Twenty years ago, Lucy Harbin (Joan Crawford), was convicted of a dreadful crime, as her now-grown daughter Carol (Diane Baker) now relates. She had been married young to a older man of her parents' choosing, and when he died Lucy had chosen her own husband, a younger man who cheated on her to the extent that she was close to a breakdown. Carol was three years old when he brought a local woman home, and woke to see them in the bedroom across from her bed, but she was unprepared for Lucy catching the couple through the window and flying into a deranged rage, grabbing an axe and chopping their heads from their bodies. And now she has been released...
Whatever Happened to Baby Jane? had a revitalising effect on the careers of many an ageing female star, though mostly in horror and thriller roles, where audiences could see those former screen goddesses slum it in high camp shockers for the most part, the curiosity value in witnessing how well or badly they were ageing proving quite the draw for a new audience who were more used to seeing these actresses on reruns of their old movies on television. One of the chief beneficiaries was Baby Jane's co-star Crawford, who happened to meet director and producer William Castle at a party and he gushed that he would love to work with her on his latest horror flick. Swallowing her pride, she agreed.

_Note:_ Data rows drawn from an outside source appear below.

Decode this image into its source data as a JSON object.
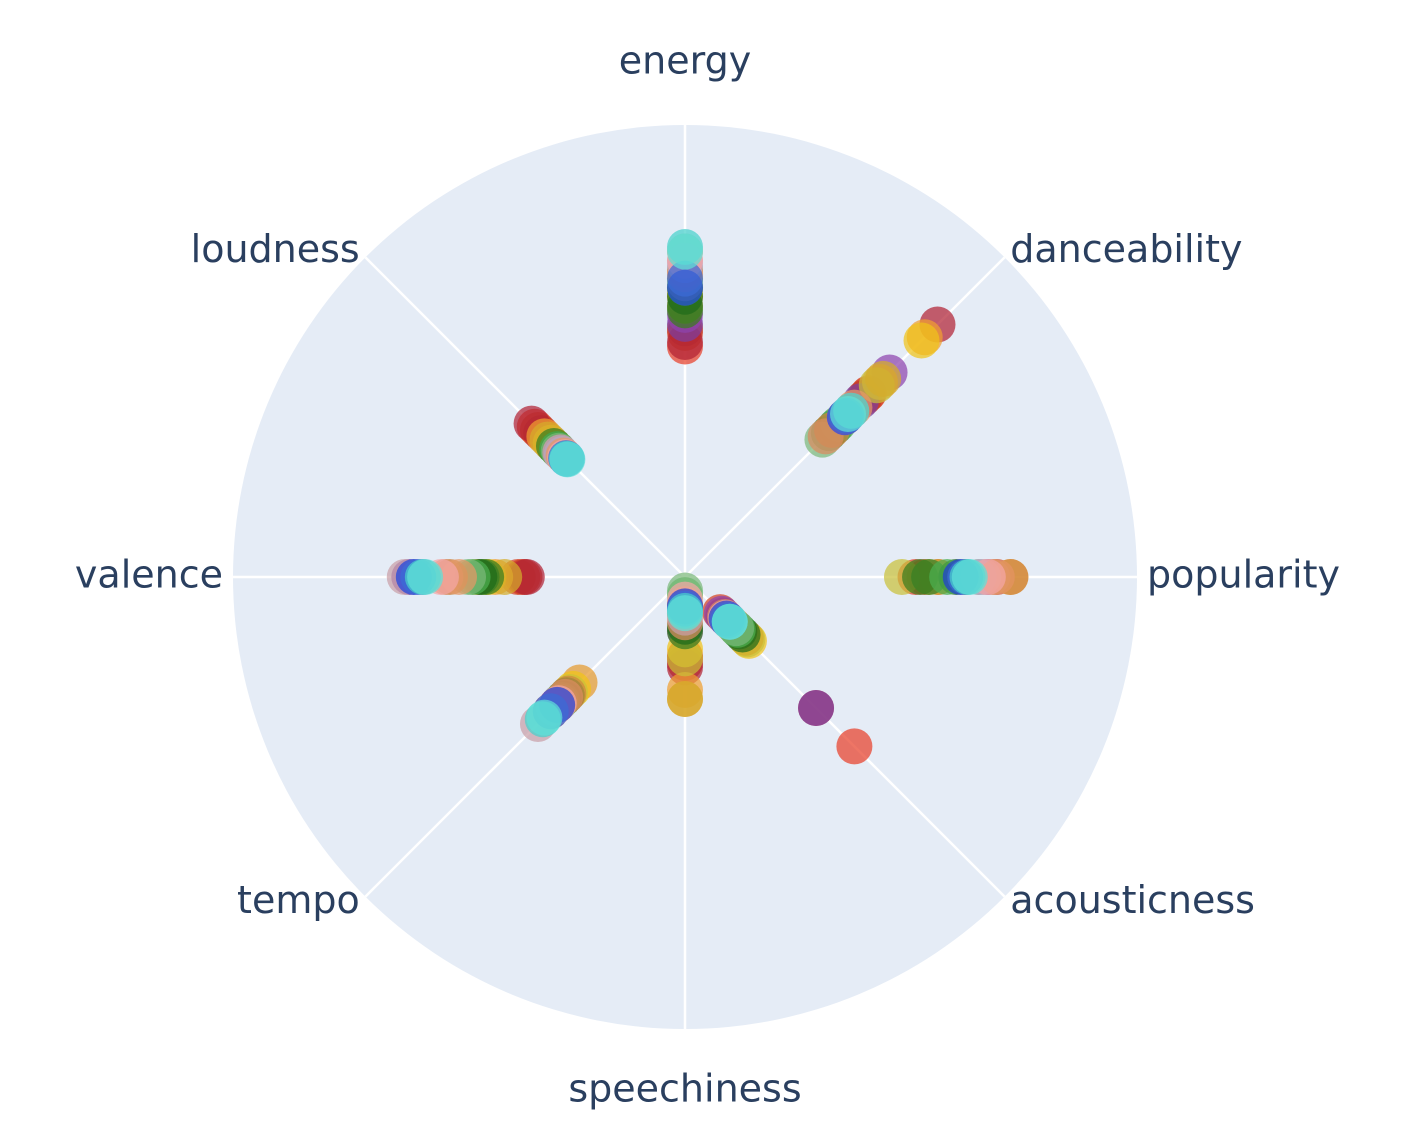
{
  "chart_data": {
    "type": "scatter",
    "subtype": "polar",
    "title": "",
    "angular_axis": {
      "categories": [
        "energy",
        "danceability",
        "popularity",
        "acousticness",
        "speechiness",
        "tempo",
        "valence",
        "loudness"
      ],
      "direction": "clockwise",
      "rotation": "energy at top"
    },
    "radial_range": [
      0,
      1
    ],
    "radial_ticks_visible": false,
    "background_color": "#e5ecf6",
    "grid_color": "#ffffff",
    "label_color": "#2a3f5f",
    "point_opacity": 0.72,
    "series": [
      {
        "color": "#e8402a",
        "values": [
          0.51,
          0.57,
          0.51,
          0.53,
          0.18,
          0.405,
          0.36,
          0.47
        ]
      },
      {
        "color": "#d64223",
        "values": [
          0.54,
          0.575,
          0.53,
          0.11,
          0.175,
          0.395,
          0.37,
          0.46
        ]
      },
      {
        "color": "#c0392b",
        "values": [
          0.55,
          0.56,
          0.56,
          0.12,
          0.19,
          0.42,
          0.355,
          0.45
        ]
      },
      {
        "color": "#b22234",
        "values": [
          0.52,
          0.79,
          0.69,
          0.41,
          0.2,
          0.38,
          0.35,
          0.48
        ]
      },
      {
        "color": "#7b3fa0",
        "values": [
          0.56,
          0.55,
          0.67,
          0.41,
          0.08,
          0.39,
          0.61,
          0.41
        ]
      },
      {
        "color": "#8e44ad",
        "values": [
          0.58,
          0.64,
          0.62,
          0.115,
          0.12,
          0.4,
          0.58,
          0.42
        ]
      },
      {
        "color": "#f0a030",
        "values": [
          0.62,
          0.75,
          0.72,
          0.14,
          0.25,
          0.37,
          0.42,
          0.44
        ]
      },
      {
        "color": "#e59a2e",
        "values": [
          0.6,
          0.61,
          0.62,
          0.15,
          0.27,
          0.33,
          0.46,
          0.4
        ]
      },
      {
        "color": "#f0c419",
        "values": [
          0.63,
          0.74,
          0.54,
          0.2,
          0.16,
          0.35,
          0.435,
          0.42
        ]
      },
      {
        "color": "#c9c13a",
        "values": [
          0.64,
          0.6,
          0.48,
          0.195,
          0.18,
          0.36,
          0.445,
          0.41
        ]
      },
      {
        "color": "#d4ac2b",
        "values": [
          0.66,
          0.62,
          0.56,
          0.19,
          0.27,
          0.38,
          0.4,
          0.43
        ]
      },
      {
        "color": "#2e7d32",
        "values": [
          0.6,
          0.47,
          0.54,
          0.16,
          0.06,
          0.37,
          0.45,
          0.4
        ]
      },
      {
        "color": "#3a7d1e",
        "values": [
          0.59,
          0.45,
          0.52,
          0.17,
          0.12,
          0.395,
          0.44,
          0.41
        ]
      },
      {
        "color": "#1e6b1a",
        "values": [
          0.62,
          0.5,
          0.6,
          0.18,
          0.11,
          0.38,
          0.455,
          0.395
        ]
      },
      {
        "color": "#4caf50",
        "values": [
          0.64,
          0.48,
          0.58,
          0.165,
          0.04,
          0.385,
          0.47,
          0.4
        ]
      },
      {
        "color": "#7cb87a",
        "values": [
          0.65,
          0.43,
          0.65,
          0.16,
          0.03,
          0.39,
          0.48,
          0.395
        ]
      },
      {
        "color": "#cd853f",
        "values": [
          0.68,
          0.46,
          0.72,
          0.13,
          0.08,
          0.365,
          0.52,
          0.39
        ]
      },
      {
        "color": "#d98c5f",
        "values": [
          0.67,
          0.44,
          0.68,
          0.125,
          0.1,
          0.375,
          0.53,
          0.38
        ]
      },
      {
        "color": "#c9a0a8",
        "values": [
          0.7,
          0.51,
          0.66,
          0.135,
          0.09,
          0.46,
          0.62,
          0.385
        ]
      },
      {
        "color": "#b8a6c9",
        "values": [
          0.69,
          0.52,
          0.65,
          0.14,
          0.07,
          0.41,
          0.6,
          0.39
        ]
      },
      {
        "color": "#e59866",
        "values": [
          0.72,
          0.53,
          0.69,
          0.13,
          0.06,
          0.4,
          0.5,
          0.38
        ]
      },
      {
        "color": "#f4a6a6",
        "values": [
          0.7,
          0.5,
          0.67,
          0.128,
          0.05,
          0.395,
          0.54,
          0.375
        ]
      },
      {
        "color": "#1f3fd6",
        "values": [
          0.64,
          0.5,
          0.61,
          0.13,
          0.065,
          0.4,
          0.6,
          0.37
        ]
      },
      {
        "color": "#3b6bd6",
        "values": [
          0.66,
          0.505,
          0.62,
          0.135,
          0.07,
          0.42,
          0.59,
          0.372
        ]
      },
      {
        "color": "#48d1cc",
        "values": [
          0.73,
          0.52,
          0.625,
          0.14,
          0.075,
          0.445,
          0.58,
          0.37
        ]
      },
      {
        "color": "#5fe0d8",
        "values": [
          0.72,
          0.51,
          0.63,
          0.14,
          0.08,
          0.44,
          0.575,
          0.368
        ]
      }
    ]
  }
}
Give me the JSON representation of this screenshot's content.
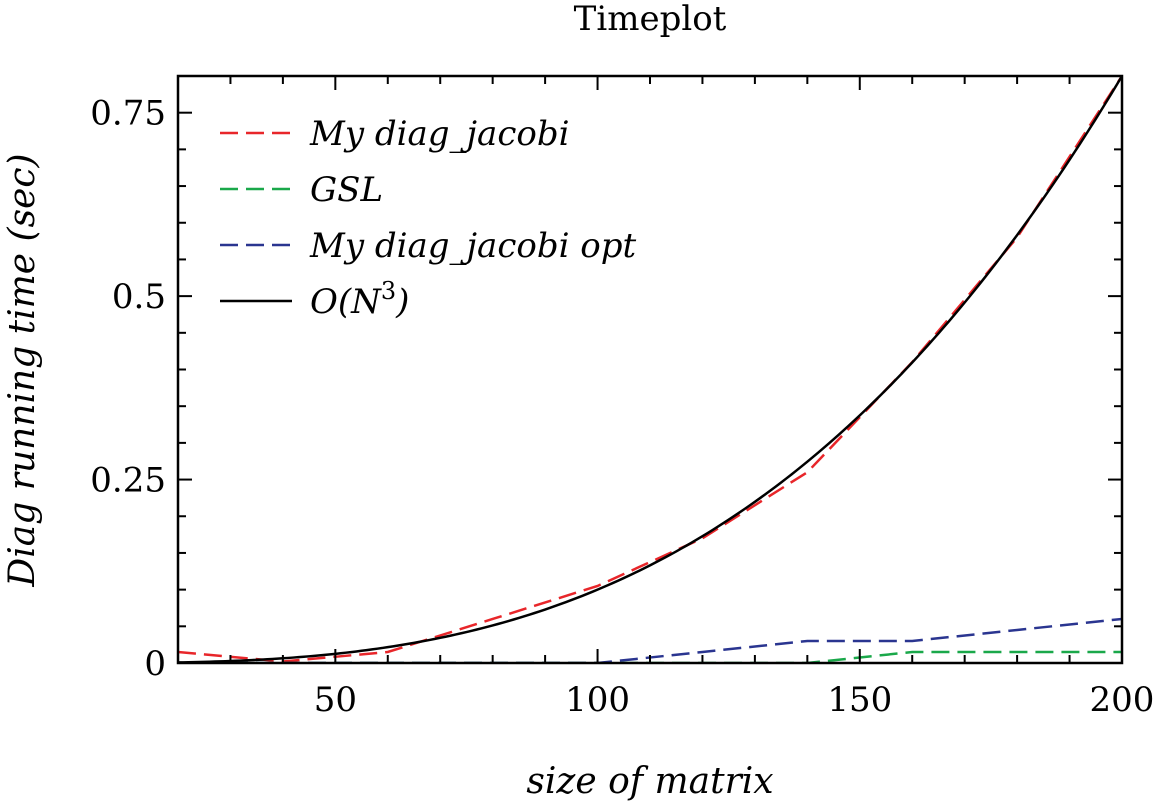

There were caveats, of course, and all of those were delivered by Crawford, who insisted on the whole production being tailored to her needs, including rewriting the script to her liking (though as that had originally featured a killer in an inflatable fat suit, you can see her critical faculties were not exactly blunted - that really would have been ridiculous). New cast were brought in, including Baker who she had co-starred with on The Best of Everything, and most egregiously, one of the board members of Pepsi Cola who she gave a role to as a favour and a way of keeping the company sweet, as she was on the board too, since the CEO, her husband, had passed away. All this rampant ego sounds like a recipe for disaster.
At least a good bad movie, and there are some quarters that would have you believe Strait-Jacket is precisely that, but this is not entirely accurate. Sure, the film offers ample opportunity to laugh at the characters at every item of overwrought melodrama and shock effects (we really see those heads go flying), but Castle, though never as accomplished as his idol Alfred Hitchcock, was professional enough and had a subversive enough sensibility to serve up something genuinely entertaining, however bad taste it was. Not to mention, Crawford gave the role her everything, acting up a storm as if the passage of years were negligible and she was back in Mildred Pierce mode, had Mildred ever been a psychotic axe killer, that was. She bulldozed all before her out of the way as she ran the gamut of emotions.
The plot had it that we were building up to this big twist where the reveal of the actual villain was intended to be a shock, though there was only one person it could have been if you discounted the obvious we were guided towards. In the meantime the likes of a then-unknown George Kennedy had his noggin separated from his body as Lucy begins to wonder if she is actually cured, or if the return home to the old family farm is driving her around the bend once again, hearing voices, having vivid nightmares, and so on. In amidst such chucklesome bits as her attempted seduction of Carol's fiancé or admitting to his parents that twenty years in an asylum had been "PURE HELL!" at the top of her voice, there was a provocative disrespect for the notion of the American nuclear family, sending up the idea of mother-daughter love and respect with ill-disguised glee. Castle was not the man to bring much flair, but its mix of plain and outrageous was a potent one. Music by Van Alexander.
One of the more endearing aspects of Ryan Murphy's recent mini-series Feud: Betty and Joan was seeing John Waters getting to portray his idol William Castle on screen. Even though they look nothing alike. Otherwise the show seemed to take a fairly dim view of the 'hagsploitation' genre. Maybe with some justification.
Posted by:
Graeme Clark
Date:
10 Jan 2018
Feud admired the actresses, but not the producers and bosses who cast them in exploitation movies, I thought. Those movies would be a lot duller without the likes of Bette and Joan getting their second (Third? Fourth?) wind.